Outside he felt the wind through his T-shirt and looked for stars. There weren’t any. Tomorrow it would continue to blow and the secretaries would moan about the weather. Their apartments were dark, only the amber porch lights on. Number One showed light behind draperies drawn closed. It surprised Moran. The second night in a row for the lovers. Here all night-they’d left sometime this morning and were back at it. Couple of alligators. Moran couldn’t picture them saying romantic things to one another. He imagined the woman scowling, impatient with the piano player, telling him what to do as the poor guy tried to service her. Moran walked past the warm underwater glow of the swimming pool and approached the office. Through the window he could see Jerry behind the registration desk that was like a narrow counter, Jerry shaking his head, saying something past the two men who were leaning on the counter close to him, not meeting their gaze, nervous, evasive, not like Jerry.

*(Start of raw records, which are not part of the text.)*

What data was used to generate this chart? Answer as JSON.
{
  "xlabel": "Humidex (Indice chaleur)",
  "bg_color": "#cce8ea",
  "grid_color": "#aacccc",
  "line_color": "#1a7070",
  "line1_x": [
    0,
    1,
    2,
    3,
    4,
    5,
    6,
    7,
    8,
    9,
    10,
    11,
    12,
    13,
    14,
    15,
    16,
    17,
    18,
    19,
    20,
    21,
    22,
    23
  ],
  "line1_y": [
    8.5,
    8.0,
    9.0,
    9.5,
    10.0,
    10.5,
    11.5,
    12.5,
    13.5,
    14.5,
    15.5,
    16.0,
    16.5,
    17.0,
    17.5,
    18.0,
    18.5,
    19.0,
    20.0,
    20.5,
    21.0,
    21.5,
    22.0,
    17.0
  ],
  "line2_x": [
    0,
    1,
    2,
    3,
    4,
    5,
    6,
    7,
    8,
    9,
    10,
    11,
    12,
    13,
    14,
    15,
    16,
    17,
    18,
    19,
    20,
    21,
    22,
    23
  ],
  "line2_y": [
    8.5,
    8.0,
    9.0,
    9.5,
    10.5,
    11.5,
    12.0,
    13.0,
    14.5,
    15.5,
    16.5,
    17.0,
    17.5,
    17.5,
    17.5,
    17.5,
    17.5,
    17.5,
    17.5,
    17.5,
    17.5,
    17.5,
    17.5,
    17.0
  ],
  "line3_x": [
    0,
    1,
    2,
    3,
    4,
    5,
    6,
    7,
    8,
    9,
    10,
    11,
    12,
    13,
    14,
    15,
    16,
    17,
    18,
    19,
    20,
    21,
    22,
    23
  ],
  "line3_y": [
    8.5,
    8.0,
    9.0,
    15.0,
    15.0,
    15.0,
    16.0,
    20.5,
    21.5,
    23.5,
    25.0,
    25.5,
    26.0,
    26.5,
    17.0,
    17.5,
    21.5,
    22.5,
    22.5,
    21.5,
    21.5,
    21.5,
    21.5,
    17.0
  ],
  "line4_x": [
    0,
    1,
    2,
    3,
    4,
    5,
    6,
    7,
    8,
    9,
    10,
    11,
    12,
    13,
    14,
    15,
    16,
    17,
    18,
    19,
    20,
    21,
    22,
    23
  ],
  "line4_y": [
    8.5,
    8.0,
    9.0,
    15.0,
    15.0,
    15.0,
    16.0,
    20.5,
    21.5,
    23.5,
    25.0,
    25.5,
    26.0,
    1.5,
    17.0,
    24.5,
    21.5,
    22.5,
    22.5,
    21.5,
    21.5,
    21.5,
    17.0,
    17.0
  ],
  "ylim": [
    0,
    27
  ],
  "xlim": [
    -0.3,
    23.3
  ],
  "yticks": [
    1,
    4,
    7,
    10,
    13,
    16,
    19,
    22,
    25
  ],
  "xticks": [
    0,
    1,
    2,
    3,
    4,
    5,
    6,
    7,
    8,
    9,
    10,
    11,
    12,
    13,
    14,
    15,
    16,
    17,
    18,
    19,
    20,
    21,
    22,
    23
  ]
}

Both of the men wore lightweight jackets with open sport shirts, the collars folded out flat. One dark, with thick hair and Latin features, a mustache that curved down around the corners of his mouth. The other older, pink-skinned, heavyset going to fat; he wore dark-framed glasses and pushed them up on the bridge of a pug Irish nose as the door opened and he turned from the desk.